[OT] Ameros will clog the tubes - was Re: Network Neutrality

Nicholas Leippe nick at leippe.com
Fri Dec 5 11:00:59 MST 2008

On Friday 05 December 2008 10:21:01 am Von Grant Fugal wrote:
> Ok, there are probably other ways to fairly distribute new money, but
> centralized injection is not one of them. How does the government not
> benefit by having brand new money? You say "well the government is the
> people." Nice try. Power corrupts. Money is power. Giving the government
> the power to print more power is corruption in the extreme.

Agreed. Which is why you don't give them unlimited power to do so willy-nilly 
so Obama can buy a new yacht. You give them a specific power to do it 
according to a fixed-in-stone mathematical formula, using publically available 
input data that is audited before use and cannot be fudged.

> The printers benefit (the government gets more power, more pet projects,
> hidden taxation). The first receivers benefit. This is demonstrable in
> several ways. First, they get to sell more of their product than they
> would normally. They get more business. More business for any business
> is good business and most certainly a benefit. Secondly, and highly
> related, they experience an increased demand for their product.
> Supply/demand dictates that with an increased demand comes an increased
> cost. They not only get to sell more of their product, they get to do so
> at a higher charge. Lastly, they get to use all this extra money they got
> from doing extra business at extra charge to increase demand at the next
> level of the chain.

Okay, so yes, there may be an additional increase in demand from putting the 
new currency into curculation. This would raise prices--meaning more profit 
for those producers. But, it doesn't have to be done this way...read on.
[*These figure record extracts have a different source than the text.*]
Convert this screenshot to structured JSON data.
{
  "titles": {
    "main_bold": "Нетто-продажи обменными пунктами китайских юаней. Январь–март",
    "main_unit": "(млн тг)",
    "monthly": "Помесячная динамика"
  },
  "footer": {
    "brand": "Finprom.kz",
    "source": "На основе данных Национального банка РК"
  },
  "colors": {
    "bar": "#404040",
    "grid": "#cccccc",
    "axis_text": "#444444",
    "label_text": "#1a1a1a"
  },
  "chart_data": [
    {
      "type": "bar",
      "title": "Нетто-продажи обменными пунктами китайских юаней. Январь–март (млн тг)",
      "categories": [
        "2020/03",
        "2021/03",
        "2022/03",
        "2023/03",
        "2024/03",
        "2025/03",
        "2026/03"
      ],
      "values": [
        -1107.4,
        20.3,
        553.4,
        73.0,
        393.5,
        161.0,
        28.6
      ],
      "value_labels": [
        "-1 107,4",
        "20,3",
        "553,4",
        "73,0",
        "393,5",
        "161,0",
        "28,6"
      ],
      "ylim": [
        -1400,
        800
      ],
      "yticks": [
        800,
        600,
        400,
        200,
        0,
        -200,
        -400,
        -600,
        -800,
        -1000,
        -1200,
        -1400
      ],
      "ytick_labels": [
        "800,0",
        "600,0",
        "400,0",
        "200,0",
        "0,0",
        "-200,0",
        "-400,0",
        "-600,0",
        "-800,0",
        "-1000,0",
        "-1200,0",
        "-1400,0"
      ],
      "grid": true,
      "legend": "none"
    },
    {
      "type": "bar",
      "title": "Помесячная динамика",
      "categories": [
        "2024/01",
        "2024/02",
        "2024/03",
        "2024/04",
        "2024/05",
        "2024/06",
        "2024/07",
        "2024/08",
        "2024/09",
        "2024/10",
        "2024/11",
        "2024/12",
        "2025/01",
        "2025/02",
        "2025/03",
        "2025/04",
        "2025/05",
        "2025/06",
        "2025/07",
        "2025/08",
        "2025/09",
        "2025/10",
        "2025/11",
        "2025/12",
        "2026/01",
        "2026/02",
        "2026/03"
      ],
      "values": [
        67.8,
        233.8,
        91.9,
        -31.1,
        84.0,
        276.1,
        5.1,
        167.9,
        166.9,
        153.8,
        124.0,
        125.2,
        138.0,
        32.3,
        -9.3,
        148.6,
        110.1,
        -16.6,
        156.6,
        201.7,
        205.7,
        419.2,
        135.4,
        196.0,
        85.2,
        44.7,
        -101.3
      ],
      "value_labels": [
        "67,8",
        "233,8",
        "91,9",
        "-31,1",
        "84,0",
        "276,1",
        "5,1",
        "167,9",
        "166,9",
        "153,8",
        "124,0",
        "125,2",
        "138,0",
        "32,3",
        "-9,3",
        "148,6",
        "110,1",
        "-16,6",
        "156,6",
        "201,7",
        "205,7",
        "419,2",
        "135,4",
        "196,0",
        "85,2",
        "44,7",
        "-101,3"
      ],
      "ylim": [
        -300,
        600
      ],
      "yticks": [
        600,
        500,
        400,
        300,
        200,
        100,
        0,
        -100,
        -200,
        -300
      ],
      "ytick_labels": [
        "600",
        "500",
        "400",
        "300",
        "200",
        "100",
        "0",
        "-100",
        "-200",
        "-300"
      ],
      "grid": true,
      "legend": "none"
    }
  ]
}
> If you somehow manage to keep the money
> supply/capita ratio constant, then yes, overall prices don't go up. But
> prices DO go up on that first step, then of necessity prices drop
> elsewhere. Where? Most likely in wages and compensation, small
> businesses, etc.

Here's a kicker for you. If the government budget is required to stay the 
same, regardless of printing new currency, then taxes collected must decrease 
by as much as the new currency--thus the government buying power stays the 
same, while the population's buying power increases. There's no increase in 
demand directed at the suppliers of the goods and services to the government. 
At worst there would be an increase in demand for whatever the entire 
population buys--everything!. Oh, but wait...the capita increased--so the 
per/capita buying power did not increase after all... which is exactly what we 
wanted. Solution? Perhaps.

> > Are you talking about monetary inflation or price inflation? In some
> > ways, yes. In all ways, no.
> Price inflation IS monetary inflation. The only other way to get price
> inflation is with severe economic downturn. That is to say, a pronounced
> decrease in production, in wealth.

There are at least three definitions of inflation:
- monetary inflation - an increase in the money supply
- decline in the real value of money - decrease in purchasing power
- price inflation - increase price levels - this is the reigning use of the 
term today

They all can have the same effect, but have different causes.